THE STUMP FEBRUARY 13, 2012
Last week I decreed that given how much income inequality was bound to figure as a campaign issue, I was justified in wading into the debate over Charles Murray’s new book, Coming Apart, here on The Stump. The precedent thus set, I will today offer a thought on Ross Douthat's column on the Murray book in yesterday’s Times. Douthat, who has made the plight of the white working class a specialty of his since co-authoring Grand New Party, a prescription for how the Republican Party can hold onto this part of the electorate, had a generally good take on Murray. He notes that Murray, while capturing well worrisome trends in working-class white America, offers few practical solutions, and then proceeds to offer a few of his own, from reducing the payroll tax burden on the working class to prison reform.
But along the way, Douthat drops an aside that needs challenging, because it has become all too common, and not only among his fellow conservatives. Douthat writes:
If Murray’s prescription for the social crisis is an exercise in libertarian wishful thinking, this liberal alternative is a mix of partisan demonization and budgetary fantasy. It was globalization, not Republicans, that killed the private-sector union and reduced the returns to blue-collar work.
Um, not exactly. Yes, a big reason for the decline of private-sector unionization, from more than a third of the workforce in the 1950s to a mere 7 percent today, is that many of those union jobs succumbed to global competition and de-industrialization. But that in no way absolves Republicans of their accesssory role in this deed. As Jacob Hacker and Paul Pierson described so well in Winner-Take-All Politics, starting in the mid-1970s the country has seen a concerted and hugely successful effort led by Republicans and business interests to undermine private-sector unions by tilting the playing field against organized labor. To be sure, the effort has not lacked for Democratic allies—even before Ronald Reagan fired the striking air traffic controllers, unions suffered a crushing defeat when legislation to make it easier to organize workers failed under Jimmy Carter’s watch, in 1978. And the Employee Free Choice Act would have passed in the first two years of Barack Obama's presidency were it not for the resistance of conservative Democrats like Ben Nelson and Blanche Lincoln who kept the legislation short of the 60 votes it needed to overcome a Senate filibuster. But there is no question that resistance to private sector unionism has been one of the chief animating and unifying issues for modern-day Republicans.

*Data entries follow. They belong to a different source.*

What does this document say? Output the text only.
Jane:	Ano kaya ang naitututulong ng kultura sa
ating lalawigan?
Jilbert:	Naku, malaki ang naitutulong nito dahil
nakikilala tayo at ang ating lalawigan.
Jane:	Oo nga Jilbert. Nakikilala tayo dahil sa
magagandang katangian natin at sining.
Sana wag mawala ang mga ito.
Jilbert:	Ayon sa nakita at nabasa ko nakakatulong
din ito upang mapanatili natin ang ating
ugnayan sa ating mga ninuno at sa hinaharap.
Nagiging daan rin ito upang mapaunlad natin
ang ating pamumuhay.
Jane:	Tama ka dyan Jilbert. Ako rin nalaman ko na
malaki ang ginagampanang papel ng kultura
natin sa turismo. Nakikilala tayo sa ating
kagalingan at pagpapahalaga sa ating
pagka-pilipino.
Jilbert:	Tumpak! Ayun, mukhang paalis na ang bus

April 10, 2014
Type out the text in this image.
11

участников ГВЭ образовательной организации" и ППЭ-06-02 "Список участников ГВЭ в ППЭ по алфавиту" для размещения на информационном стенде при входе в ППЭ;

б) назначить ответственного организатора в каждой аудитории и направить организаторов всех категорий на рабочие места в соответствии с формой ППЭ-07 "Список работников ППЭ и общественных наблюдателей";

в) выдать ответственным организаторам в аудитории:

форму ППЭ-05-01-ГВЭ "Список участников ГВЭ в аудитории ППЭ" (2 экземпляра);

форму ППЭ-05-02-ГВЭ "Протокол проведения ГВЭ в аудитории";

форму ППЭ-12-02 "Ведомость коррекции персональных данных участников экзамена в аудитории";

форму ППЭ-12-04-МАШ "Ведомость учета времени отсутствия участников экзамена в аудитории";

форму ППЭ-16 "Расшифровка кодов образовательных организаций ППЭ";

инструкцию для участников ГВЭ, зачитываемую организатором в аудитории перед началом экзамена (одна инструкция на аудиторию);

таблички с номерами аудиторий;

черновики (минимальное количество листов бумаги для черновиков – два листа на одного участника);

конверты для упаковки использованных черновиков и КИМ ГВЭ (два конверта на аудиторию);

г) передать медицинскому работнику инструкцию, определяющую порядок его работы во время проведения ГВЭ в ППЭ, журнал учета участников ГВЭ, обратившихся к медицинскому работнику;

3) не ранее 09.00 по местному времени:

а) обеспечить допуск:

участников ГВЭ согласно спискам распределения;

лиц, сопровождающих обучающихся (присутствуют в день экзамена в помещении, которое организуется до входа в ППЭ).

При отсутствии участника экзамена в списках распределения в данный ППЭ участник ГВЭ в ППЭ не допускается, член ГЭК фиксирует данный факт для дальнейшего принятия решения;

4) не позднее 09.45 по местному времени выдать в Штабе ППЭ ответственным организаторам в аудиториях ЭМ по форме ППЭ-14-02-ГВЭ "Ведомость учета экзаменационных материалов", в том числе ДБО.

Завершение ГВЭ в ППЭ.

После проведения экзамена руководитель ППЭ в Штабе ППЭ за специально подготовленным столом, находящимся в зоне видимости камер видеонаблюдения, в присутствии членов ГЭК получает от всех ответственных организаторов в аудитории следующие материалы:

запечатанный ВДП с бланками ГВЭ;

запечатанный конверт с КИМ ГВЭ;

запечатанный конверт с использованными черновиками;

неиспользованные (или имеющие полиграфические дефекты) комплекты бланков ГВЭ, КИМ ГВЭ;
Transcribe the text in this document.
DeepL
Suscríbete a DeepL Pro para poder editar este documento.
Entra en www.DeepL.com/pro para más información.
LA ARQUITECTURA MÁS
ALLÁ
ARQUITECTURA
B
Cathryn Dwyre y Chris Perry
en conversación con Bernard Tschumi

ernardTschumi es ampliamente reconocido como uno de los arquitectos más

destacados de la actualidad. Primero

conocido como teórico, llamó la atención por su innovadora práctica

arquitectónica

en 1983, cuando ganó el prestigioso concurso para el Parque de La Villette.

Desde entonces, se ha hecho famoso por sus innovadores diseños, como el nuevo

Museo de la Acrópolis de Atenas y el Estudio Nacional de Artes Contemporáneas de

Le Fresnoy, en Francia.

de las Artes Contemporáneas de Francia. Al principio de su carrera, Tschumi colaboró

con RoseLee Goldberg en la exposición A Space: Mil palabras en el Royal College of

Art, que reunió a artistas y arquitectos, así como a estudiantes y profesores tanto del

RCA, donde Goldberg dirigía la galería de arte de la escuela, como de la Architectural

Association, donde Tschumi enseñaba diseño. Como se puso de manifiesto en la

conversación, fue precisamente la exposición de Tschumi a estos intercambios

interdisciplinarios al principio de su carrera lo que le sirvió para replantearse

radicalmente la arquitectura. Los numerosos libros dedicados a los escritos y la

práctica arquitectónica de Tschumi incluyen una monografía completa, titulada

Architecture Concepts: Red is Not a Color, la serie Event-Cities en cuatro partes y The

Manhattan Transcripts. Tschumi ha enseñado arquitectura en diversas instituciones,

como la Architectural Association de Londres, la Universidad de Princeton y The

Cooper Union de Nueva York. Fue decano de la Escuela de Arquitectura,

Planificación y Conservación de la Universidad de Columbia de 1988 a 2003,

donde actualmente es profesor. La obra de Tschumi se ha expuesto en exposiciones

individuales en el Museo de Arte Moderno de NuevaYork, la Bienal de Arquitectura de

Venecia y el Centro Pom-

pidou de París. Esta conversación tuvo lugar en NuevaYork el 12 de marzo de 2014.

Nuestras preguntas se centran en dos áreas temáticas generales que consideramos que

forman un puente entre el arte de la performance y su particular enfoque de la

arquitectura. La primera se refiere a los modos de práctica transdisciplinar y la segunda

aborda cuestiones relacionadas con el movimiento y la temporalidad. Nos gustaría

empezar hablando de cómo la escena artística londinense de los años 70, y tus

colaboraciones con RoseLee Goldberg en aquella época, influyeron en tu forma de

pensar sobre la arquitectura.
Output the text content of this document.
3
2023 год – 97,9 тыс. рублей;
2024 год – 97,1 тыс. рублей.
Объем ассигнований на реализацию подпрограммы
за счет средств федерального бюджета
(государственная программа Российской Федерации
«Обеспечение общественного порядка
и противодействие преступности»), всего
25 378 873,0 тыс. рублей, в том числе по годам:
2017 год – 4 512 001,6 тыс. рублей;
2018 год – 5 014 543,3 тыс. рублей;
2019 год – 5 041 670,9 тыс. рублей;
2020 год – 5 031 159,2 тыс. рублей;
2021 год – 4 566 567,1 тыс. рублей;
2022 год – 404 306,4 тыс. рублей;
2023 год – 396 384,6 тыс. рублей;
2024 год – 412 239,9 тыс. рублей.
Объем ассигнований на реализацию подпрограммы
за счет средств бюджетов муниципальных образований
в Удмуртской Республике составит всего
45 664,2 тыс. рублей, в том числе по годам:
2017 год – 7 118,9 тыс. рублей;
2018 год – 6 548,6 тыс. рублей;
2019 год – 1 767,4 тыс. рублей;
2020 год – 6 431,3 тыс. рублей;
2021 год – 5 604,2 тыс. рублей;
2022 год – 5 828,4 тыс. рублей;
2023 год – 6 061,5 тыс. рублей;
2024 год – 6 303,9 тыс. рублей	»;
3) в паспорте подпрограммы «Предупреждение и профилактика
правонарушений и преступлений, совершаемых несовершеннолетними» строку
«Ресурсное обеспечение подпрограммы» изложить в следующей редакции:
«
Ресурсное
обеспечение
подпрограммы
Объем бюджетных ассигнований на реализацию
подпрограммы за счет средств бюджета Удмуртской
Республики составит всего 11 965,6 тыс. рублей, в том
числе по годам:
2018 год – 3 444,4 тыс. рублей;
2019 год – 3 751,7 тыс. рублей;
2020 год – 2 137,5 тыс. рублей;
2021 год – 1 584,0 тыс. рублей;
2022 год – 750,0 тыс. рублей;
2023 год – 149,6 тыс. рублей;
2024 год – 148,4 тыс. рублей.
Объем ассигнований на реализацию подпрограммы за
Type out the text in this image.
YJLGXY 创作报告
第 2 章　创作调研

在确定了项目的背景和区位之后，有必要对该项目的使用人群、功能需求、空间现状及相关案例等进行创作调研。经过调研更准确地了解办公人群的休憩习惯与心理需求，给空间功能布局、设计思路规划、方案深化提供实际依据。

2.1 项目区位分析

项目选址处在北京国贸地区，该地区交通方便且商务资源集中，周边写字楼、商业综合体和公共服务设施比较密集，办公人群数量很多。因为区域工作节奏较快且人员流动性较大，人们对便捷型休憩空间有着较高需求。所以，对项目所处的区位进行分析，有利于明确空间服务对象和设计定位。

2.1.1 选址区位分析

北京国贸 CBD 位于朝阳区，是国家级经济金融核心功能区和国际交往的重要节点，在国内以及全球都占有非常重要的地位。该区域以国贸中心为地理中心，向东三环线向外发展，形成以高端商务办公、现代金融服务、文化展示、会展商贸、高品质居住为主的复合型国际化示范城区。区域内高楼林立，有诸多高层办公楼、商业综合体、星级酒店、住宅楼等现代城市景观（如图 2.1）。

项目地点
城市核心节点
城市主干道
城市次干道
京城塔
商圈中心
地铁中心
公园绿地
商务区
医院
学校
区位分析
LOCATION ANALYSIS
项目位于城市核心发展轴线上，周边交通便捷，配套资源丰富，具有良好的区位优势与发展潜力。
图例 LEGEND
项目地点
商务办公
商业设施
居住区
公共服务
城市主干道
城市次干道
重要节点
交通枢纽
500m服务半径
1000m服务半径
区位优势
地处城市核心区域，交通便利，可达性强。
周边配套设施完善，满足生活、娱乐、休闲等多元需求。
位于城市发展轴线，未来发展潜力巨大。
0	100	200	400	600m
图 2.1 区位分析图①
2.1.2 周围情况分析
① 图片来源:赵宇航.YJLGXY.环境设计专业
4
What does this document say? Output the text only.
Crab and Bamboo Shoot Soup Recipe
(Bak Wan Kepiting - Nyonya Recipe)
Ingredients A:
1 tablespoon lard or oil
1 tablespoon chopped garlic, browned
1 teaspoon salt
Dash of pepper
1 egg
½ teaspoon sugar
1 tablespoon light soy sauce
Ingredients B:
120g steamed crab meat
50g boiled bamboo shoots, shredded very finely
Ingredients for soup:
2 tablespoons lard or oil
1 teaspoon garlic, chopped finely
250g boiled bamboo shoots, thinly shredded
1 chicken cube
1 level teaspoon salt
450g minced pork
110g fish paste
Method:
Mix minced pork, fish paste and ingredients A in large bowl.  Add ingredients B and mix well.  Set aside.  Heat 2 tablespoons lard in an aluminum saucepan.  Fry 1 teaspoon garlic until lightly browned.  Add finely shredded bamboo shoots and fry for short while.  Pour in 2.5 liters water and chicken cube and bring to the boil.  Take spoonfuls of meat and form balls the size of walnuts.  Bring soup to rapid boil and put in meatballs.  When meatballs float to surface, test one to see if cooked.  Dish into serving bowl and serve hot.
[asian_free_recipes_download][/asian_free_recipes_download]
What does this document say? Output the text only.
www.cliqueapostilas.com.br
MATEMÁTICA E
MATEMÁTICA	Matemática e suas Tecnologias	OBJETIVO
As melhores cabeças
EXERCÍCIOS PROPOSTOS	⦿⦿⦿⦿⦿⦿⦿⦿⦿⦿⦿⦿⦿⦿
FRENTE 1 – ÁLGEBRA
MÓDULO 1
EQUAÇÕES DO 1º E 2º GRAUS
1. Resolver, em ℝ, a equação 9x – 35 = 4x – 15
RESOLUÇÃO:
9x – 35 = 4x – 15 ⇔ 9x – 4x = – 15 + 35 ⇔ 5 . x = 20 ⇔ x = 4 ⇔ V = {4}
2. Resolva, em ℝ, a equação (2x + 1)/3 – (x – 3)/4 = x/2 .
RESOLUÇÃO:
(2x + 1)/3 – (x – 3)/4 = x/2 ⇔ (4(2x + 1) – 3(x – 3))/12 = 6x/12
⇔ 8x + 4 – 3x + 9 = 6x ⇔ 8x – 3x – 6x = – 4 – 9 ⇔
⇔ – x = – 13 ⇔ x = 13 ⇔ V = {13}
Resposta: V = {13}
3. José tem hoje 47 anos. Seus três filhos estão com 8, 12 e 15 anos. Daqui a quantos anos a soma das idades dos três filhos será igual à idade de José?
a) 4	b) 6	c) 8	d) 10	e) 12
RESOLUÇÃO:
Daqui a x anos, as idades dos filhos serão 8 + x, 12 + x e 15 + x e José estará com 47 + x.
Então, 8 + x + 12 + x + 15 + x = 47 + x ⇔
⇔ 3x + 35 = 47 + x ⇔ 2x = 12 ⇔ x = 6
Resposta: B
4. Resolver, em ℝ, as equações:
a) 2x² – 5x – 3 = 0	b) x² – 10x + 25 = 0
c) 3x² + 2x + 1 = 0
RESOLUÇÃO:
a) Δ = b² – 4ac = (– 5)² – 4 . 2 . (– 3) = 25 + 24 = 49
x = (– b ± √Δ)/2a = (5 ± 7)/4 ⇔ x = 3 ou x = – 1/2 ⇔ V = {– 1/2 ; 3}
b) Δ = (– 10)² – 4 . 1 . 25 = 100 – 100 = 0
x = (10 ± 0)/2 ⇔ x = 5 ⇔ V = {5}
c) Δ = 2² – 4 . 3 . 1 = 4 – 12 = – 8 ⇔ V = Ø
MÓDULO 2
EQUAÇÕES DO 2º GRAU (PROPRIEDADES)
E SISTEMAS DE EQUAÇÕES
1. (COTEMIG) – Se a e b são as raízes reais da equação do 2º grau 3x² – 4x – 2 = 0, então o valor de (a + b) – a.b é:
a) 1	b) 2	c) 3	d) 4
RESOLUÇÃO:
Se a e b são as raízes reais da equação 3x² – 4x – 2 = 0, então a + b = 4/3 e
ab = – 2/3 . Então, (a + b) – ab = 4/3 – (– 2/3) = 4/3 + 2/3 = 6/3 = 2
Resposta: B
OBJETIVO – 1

Not convinced that politics, and not just global economics, have laid lower American unions? Look north. Canada has contended with the same global competition and de-industrialization as we have, including in the auto industry that straddles the border between Ontario and Michigan. Yet the country has seen a far less dramatic decline in private sector unionization rates, which are still at about 16 percent today, more than double ours. The explanation is simple: the country’s laws are far more labor-friendly, akin in many ways to what the Employee Free Choice Act envisions. As Hacker and Pierson write:
..Little of the divergence can be explained by structural features of the two nations’ economies, or even by varying worker propensities to join a union. Rather, the difference is due to the much lower (and declining) likelihood in the United States that workers who have an interest in joining a union will actually belong to one. Canadian law, for example, allows for card certification and first-contract arbitration (both features of the Employee Free Choice Act currently promoted by labor unions in the United States.) It also bans permanent striker replacements, and imposes strong limits on employer propaganda. Moreover, because Canada has national health insurance and strikingly lower medical costs, unionized sectors in Canada also bear far lower legacy costs. All this contrasts sharply with the United States, where national political leaders have done little to ease the burden of private benefits and where aggressive antiunion activities by employers have met little resistance from public authorities.
If organized labor was being undermined by the global economy alone, why would Republican governors and legislators be bothering to pass “right to work” laws in their state, as Mitch Daniels just did in Indiana? If anything, the anti-union agenda of Republicans is now exacerbating the global shift to cheaper labor markets that Douthat blames—except we may now start being the occasional beneficiary. Last week, Caterpiller announced it was shutting down a plant in Ontario and shifting some of the work south to a place where workers would be paid less than half the rate that the workers at the Canadian plant were making. To Mexico? No—to Muncie, Indiana.